After a serious bike accident, Nila is admitted to the hospital. Raja discovers he is now a ghost and died in the bike accident. Afterwards, Raja meets Chellappa (Manivannan), another ghost, who reveals to him that a ghost can be seen and can interact with a human only if the ghost wants. The loss of her lover makes Nila sad and depressive. She attempts to hang herself, but her family saves her in time. Raja, therefore, visits Vinoth's house and finds paintings of Nila in his room, so he decides to help Vinoth conquer Nila's heart. When Raja meets Vinoth on multiple occasions, Vinoth, afraid of him, ran away from him. One day, Raja tells Vinoth that he wants to help him and gives him good advice to woo Nila. After unsuccessful attempts to woo her, Vinoth completely changes his character and spends time with Nila. Vinoth then makes a marriage proposal to Nila, but she refuses to marry him. Nila considered Vinoth as a friend who wants to make her happy. She also said that she has no feelings for him and he behaves exactly like her deceased boyfriend Raja. Consumed with anger, Vinoth reveals to her that Raja is now a ghost and helped him woo her. Raja appears to Nila's eyes. He tries to convince her to move on and to marry Vinoth, but she categorically refused. Vinoth pushed Nila onto the railway tracks, and she died after being hit by a train. Vinoth explains to Nila, now a ghost, that he wanted her to be happy and that she can now be with her lover. The film ends with Raja and Nila walking hand in hand.

== Production ==
R. Viswanathan produced the film under the banner Bharathan Films, with M. P. S. Sivakumar making his directorial debut. London Ravi and R. Viswanathan's son R. V. Bharathan were cast as the heroes of the film and Miss Gujarat Meghna was chosen to play the female lead role. Manivannan signed to play an important role. Karunas, Manobala, Vennira Aadai Moorthy and Muthukalai were selected to play comedy roles. Dhina composed the musical score of the film and actor Silambarasan has rendered his voice for a Kuthu song. The climax scenes were shot at the same train accident spot that figured in Kamal Haasan's Anbe Sivam (2003). A train was hired for three days for the shooting.

== Soundtrack ==
The film score and the soundtrack were composed by Dhina. Saraswathy Srinivas of Rediff.com gave the album 2.5 out of 5 stars and concluded, "All in all, an okay album".

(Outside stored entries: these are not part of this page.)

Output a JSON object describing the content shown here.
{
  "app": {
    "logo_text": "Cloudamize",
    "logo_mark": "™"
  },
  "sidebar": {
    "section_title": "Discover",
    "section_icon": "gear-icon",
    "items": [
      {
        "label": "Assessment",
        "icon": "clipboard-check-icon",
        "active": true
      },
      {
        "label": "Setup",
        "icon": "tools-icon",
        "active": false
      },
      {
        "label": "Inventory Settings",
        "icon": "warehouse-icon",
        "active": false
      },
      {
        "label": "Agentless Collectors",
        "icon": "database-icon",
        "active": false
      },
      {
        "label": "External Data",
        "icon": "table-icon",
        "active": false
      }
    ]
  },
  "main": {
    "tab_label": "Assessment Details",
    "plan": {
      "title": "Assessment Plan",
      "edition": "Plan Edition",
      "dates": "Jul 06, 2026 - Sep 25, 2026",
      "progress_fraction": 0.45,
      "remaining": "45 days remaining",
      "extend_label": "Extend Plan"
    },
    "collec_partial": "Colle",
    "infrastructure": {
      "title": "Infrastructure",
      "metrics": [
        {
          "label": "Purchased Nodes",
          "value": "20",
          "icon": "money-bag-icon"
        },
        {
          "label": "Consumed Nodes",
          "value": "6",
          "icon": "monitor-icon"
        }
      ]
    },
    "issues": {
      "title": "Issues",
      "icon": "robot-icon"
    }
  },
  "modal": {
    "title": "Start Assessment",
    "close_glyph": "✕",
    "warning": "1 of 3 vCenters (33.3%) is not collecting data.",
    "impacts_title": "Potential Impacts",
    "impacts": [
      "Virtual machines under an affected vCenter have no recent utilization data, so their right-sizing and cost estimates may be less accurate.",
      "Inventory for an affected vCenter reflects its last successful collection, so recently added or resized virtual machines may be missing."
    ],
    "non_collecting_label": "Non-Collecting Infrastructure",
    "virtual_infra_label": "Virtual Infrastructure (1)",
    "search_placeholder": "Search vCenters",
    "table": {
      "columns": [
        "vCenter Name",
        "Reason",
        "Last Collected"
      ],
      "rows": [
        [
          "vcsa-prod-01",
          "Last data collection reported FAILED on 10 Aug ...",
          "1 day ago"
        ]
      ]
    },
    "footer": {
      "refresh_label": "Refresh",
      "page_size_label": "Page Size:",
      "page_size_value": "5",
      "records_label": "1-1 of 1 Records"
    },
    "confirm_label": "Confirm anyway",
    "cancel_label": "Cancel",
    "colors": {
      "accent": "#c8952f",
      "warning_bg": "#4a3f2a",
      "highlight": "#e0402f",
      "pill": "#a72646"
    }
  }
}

| Song | Singer(s) | Lyrics | Duration |
| "Darling O Darling" | Gayathri | Na. Muthukumar | 1:43 |
| "En Kadhal Deiva" | Vijay Yesudas | 3:11 |
| "Kadhal Kadhal" | Harish Raghavendra | Pa. Vijay | 4:27 |
| "Maathu Maathu" | Timmy, Suchitra, Dhina | Snehan | 4:44 |
| "Madham Pudicha" | Sunitha Sarathy | Pa. Vijay | 4:13 |
| "Ooria Marandhom" | Hariharan | M. G. Kanniappan | 4:50 |
| "Oyyalae" | Silambarasan, Malathy | Snehan | 3:43 |
| "Unnai Sandhithaen" | Harish Raghavendra, Harini | Na. Muthukumar | 3:50 |

== Reception ==
A reviewer from tamiloviam.com compared the film's similarities to Kadhal Desam (1996) and Japanil Kalyanaraman (1985) and concluded, "If director Sivakumar had concentrated more on the story and the screenplay, Nee Naan Nila would definitely have been an innovative film". Malini Mannath of Chennai Online wrote "It's a debutant's work, and the director has tried to give a different dimension to a love triangle. The narration is at times jerky, and the second half lags." Lajjavathi of Kalki wrote though the concept reminds of serial Kaathu Karuppu and Anbe Aaruyire its entertaining and praised director for narrating a different kind of ghost story.